Realtà oscurissima proveniente dal Regno Unito (dal Galles per la precisione), Revenant Marquis è una one man band della quale non si sa praticamente nulla, se non che nell’arco di poco più di un paio di anni ha dato alle stampe ben tre lavori sulla lunga distanza, tutti in edizione rigorosamente limitatissima, come nella migliore tradizione underground. Si tratta precisamente di “Pitiless Black Emphasis”, pubblicato nel 2018 e dei successivi “Polterngeyst” e “Anti Universal Compassion”, editi entrambi nel corso del 2019. Questa tripletta di album ci ha presentato un progetto dedito al più sepolcrale e misantropico raw black metal, intriso di arcano misticismo e saldamente radicato nella tradizione più ortodossa del genere, sulla scia della lezione impartita dai Darkthrone dei primi fondamentali lavori, così come dalle famigerate Black Legions francesi: un black metal veloce e turbolento dunque, senza alcuna traccia di competenza tecnica e caratterizzato da una registrazione assolutamente approssimativa ed artigianale. E la recensione in realtà potrebbe anche terminare qui perchè è chiaro a chiunque mastichi questo genere da qualche tempo di quali sonorità si stia parlando, sonorità che vengono riprese senza particolari cambiamenti o evoluzioni anche in questo “Youth In Ribbons”, ultima fatica dei Revenant Marquis, pubblicata dall’etichetta lituana Inferna Profundus Records.

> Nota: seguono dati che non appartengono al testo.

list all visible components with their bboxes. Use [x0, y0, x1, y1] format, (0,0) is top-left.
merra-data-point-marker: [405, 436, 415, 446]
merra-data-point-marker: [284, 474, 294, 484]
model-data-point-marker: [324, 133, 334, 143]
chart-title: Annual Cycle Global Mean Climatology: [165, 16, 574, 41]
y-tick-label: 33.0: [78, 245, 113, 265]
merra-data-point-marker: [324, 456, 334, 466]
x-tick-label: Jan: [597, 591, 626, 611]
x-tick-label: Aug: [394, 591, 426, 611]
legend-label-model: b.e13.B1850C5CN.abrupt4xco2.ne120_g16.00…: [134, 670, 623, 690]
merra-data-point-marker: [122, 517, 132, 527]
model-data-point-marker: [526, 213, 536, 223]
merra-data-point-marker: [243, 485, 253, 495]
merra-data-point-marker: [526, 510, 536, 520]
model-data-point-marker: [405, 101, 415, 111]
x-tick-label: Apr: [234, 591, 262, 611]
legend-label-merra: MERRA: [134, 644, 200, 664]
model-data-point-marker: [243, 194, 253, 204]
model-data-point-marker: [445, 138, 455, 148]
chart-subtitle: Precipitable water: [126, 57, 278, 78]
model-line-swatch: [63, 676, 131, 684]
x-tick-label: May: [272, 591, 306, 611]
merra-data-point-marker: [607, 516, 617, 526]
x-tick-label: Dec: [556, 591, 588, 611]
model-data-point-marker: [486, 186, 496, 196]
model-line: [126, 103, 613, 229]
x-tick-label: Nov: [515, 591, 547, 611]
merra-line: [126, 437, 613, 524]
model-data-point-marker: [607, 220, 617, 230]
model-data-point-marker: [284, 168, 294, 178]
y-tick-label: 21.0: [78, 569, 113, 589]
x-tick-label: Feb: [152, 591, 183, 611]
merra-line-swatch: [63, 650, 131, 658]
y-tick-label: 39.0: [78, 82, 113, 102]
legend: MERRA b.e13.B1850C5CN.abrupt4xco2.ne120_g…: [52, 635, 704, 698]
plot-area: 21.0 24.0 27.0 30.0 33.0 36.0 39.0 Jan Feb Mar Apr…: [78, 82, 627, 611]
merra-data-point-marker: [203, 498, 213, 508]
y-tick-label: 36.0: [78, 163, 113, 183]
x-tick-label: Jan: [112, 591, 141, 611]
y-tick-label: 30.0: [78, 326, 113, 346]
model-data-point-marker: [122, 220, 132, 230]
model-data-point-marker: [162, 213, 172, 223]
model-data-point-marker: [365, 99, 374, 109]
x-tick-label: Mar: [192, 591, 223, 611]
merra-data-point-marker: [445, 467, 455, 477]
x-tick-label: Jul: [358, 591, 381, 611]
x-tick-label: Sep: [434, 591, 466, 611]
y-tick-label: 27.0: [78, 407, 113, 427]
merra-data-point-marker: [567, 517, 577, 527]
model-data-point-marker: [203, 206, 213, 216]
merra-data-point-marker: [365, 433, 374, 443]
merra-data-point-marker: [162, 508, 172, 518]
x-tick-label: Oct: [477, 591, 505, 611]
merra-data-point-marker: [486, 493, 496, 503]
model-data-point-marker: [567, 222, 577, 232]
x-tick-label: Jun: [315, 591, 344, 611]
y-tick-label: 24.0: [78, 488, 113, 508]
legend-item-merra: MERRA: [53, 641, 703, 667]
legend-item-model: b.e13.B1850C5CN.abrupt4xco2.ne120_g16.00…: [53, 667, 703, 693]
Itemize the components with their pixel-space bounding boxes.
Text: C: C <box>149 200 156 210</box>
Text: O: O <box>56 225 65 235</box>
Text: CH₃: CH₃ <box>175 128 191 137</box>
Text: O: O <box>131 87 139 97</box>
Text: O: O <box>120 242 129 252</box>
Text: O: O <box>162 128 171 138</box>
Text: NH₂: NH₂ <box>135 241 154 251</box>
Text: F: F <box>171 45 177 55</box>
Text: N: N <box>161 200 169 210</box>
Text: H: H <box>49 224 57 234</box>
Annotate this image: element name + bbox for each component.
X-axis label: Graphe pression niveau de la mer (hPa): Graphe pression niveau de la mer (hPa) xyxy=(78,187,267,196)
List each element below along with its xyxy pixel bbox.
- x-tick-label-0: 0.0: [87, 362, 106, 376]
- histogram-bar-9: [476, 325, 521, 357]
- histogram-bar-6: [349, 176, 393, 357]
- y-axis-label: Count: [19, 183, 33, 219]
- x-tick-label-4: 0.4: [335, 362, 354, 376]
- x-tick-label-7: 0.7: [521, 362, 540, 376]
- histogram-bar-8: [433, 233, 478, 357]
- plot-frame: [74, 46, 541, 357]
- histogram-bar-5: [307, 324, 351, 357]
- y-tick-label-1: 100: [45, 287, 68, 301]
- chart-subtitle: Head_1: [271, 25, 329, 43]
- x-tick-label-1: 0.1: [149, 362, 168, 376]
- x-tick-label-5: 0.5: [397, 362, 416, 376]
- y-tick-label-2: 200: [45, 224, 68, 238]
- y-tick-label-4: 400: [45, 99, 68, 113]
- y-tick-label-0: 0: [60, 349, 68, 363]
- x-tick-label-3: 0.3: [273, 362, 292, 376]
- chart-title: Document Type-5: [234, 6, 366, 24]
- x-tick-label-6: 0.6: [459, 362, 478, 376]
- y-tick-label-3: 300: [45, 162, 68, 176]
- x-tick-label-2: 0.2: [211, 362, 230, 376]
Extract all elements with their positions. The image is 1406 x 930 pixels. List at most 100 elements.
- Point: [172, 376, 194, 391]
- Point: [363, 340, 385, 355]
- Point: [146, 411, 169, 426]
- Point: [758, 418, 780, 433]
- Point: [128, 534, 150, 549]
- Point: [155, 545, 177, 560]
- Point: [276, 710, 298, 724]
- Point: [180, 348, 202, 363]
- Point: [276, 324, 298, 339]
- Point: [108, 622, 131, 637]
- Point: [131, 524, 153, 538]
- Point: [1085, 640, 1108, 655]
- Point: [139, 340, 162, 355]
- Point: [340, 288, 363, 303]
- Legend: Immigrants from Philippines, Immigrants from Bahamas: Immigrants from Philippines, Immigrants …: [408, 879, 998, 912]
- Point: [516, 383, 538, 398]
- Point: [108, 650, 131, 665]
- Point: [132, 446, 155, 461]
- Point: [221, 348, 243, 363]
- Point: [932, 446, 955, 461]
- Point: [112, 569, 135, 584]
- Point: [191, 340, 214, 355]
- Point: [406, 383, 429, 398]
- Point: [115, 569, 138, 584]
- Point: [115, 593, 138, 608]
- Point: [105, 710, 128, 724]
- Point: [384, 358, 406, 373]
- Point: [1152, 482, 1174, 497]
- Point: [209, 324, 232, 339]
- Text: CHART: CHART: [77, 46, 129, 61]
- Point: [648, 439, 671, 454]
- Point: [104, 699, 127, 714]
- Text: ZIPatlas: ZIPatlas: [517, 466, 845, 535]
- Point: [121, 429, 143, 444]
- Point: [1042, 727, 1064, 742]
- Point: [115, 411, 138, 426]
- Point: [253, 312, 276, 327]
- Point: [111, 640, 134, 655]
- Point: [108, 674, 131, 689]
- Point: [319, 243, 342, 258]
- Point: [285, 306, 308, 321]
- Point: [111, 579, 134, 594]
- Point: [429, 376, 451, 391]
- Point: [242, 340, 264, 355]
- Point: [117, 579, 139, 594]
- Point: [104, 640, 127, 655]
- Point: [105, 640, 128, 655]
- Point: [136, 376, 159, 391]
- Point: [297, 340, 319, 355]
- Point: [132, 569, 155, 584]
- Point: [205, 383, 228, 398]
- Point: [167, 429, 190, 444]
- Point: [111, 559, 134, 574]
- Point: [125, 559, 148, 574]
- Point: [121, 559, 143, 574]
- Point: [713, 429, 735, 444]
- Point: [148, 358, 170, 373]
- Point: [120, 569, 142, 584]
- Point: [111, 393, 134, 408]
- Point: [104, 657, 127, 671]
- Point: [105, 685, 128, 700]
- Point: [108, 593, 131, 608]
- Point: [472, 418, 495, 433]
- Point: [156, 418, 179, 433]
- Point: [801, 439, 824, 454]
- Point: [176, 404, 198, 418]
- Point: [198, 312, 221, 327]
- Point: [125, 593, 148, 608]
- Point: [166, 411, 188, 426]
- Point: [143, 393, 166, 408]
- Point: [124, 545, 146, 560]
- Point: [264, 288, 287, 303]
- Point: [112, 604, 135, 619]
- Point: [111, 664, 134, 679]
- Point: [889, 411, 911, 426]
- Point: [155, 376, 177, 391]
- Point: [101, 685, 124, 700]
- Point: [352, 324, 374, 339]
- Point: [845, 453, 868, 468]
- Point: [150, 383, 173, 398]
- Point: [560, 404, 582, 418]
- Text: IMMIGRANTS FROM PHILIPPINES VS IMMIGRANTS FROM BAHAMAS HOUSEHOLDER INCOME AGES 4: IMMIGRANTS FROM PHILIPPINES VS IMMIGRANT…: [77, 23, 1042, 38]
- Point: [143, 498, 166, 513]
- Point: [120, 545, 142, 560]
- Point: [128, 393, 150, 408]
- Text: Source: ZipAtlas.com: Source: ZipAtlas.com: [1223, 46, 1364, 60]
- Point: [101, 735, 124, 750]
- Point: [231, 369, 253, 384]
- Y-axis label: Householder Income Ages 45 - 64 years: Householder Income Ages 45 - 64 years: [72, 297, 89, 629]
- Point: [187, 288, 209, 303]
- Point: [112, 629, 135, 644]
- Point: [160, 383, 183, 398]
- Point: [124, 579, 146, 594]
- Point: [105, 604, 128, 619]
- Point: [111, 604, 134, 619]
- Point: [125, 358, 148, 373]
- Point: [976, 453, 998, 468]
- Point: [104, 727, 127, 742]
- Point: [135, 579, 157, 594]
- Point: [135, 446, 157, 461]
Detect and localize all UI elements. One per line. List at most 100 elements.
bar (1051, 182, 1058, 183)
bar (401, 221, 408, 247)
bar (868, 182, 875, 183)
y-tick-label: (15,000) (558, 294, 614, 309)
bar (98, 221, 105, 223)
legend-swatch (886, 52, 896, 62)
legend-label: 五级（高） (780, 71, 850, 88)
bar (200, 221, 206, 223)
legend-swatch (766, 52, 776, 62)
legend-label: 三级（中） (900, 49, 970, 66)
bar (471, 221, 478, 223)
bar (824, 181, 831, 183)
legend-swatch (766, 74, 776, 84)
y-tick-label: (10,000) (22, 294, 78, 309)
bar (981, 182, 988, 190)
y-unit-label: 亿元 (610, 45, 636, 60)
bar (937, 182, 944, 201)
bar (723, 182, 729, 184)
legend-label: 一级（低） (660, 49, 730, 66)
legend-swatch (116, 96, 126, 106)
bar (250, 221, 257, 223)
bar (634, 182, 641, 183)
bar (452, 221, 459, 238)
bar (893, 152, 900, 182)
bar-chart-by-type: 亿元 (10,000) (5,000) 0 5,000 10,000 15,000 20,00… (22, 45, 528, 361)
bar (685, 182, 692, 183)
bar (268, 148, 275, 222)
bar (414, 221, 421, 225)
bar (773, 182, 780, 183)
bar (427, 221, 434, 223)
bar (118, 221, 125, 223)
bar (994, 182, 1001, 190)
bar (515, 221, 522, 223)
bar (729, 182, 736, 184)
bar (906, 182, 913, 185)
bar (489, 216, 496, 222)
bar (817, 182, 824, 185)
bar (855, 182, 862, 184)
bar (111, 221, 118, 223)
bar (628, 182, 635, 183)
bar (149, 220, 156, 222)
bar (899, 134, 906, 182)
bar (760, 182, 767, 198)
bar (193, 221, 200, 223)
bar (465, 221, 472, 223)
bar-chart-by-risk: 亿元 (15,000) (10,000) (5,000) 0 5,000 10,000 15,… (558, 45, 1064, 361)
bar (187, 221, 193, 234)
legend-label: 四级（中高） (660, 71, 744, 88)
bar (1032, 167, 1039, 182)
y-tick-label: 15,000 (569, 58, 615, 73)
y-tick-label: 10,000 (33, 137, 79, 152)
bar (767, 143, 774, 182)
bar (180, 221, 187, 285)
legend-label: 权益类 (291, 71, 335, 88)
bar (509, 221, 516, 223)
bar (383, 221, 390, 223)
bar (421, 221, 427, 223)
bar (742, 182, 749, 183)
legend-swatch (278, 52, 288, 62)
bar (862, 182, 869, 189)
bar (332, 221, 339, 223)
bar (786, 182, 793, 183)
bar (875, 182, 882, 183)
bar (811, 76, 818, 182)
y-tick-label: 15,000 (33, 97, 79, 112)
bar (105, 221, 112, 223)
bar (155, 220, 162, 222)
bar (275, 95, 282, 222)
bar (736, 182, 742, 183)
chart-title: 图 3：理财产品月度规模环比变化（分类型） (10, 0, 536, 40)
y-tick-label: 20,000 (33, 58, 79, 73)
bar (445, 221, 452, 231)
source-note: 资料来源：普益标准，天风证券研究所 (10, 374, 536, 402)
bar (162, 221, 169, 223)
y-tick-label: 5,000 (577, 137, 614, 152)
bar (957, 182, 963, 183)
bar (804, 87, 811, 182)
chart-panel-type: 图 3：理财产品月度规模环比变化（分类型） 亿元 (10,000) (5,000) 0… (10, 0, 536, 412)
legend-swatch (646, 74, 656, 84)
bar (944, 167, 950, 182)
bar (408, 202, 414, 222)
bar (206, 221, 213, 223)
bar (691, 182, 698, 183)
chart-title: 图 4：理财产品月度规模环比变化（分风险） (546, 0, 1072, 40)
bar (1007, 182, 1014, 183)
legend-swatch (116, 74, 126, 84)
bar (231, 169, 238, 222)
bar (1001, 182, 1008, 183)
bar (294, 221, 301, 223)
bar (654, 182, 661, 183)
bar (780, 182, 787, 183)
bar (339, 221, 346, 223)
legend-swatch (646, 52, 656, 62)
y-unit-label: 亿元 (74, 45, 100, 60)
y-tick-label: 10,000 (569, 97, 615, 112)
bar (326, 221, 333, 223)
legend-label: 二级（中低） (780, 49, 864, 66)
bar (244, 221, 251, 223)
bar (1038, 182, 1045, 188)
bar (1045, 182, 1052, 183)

Se si eccettua infatti una produzione forse leggermente meno sporca e caotica rispetto al recente passato (frase da prendere assolutamente con le pinze, perché si tratta pur sempre di una produzione da cantina), questo nuovo full length non fa altro che proseguire il discorso musicale e concettuale intrapreso dalla band fin dall’esordio, con il scoperto intento di calare l’incauto ascoltatore in un vortice di terrore nero come la pece e in un incubo senza fine. Se vogliamo, l’unica novità potrebbe consistere in una maggiore insistenza sulle atmosfere cimiteriali e nebbiose che dominano incontrastate per tutta la durata del disco, la cui creazione è favorita, da un lato, da riff sfuggenti ed ipnotici e da un sound decisamente riverberato e ricco di echi (come se stessimo ascoltando all’interno di una caverna umida e buia) e, dall’altro, da un cantato che è poco più di un sibilo demoniaco e distorto, che sembra provenire da distanze siderali, o meglio il lamento straziato di un fantasma in cerca di pace, eternamente torturato in qualche dimensione parallela.
Si crea in questo modo un maelström avvolgente, a tratti perfino etereo ed intangibile, che non si abbandona mai alla violenza fine a sè stessa e nel quale a essere flagellato non è tanto il corpo quanto piuttosto lo spirito, graffiato senza posa da mille spine di follia e inquietudine. Il che avvicina decisamente la proposta dei Revenant Marquis a quella di molte realtà provenienti dalla scena raw black metal portoghese, come Vetala, Irae, Decrepitude ed altri. Emblematica in questo senso è la conclusiva “Propagator Of An Unspeakable Incestuous Coven”, canzone che sembra riassumere, nel bene e nel male, tutte le caratteristiche dell’album, del quale rappresenta la perfetta epitome. Non c’è alcuna traccia di calore umano nella musica dei Revenant Marquis, in assoluto contrasto con l’innocente bellezza della giovane raffigurata nella delicata foto d’altri tempi in copertina, che potrebbe essere la Lady Tasker di cui trattano alcuni testi: tutto è freddo e morto come una stella spentasi eoni fa che continua a vagare sperduta nello spazio interplanetario; non c’è nessuna salvezza o speranza vivificatrice, come sembrano dimostrare altre liriche, incentrate sul tema dell’efebifobia, ovvero la paura profonda ed irrazionale degli adulti nei confronti degli adolescenti.
In conclusione, è ovvio e quasi superfluo dire che ci si potrà immergere in questo abisso soffocante soltanto in un determinato stato d’animo e che questo “Youth In Ribbons” potrà piacere esclusivamente ai die hard fans di questo genere di sonorità, mentre risulterà inevitabilmente indigesto per tutti gli altri. Dategli un ascolto ma non dite che non vi avevo avvertito.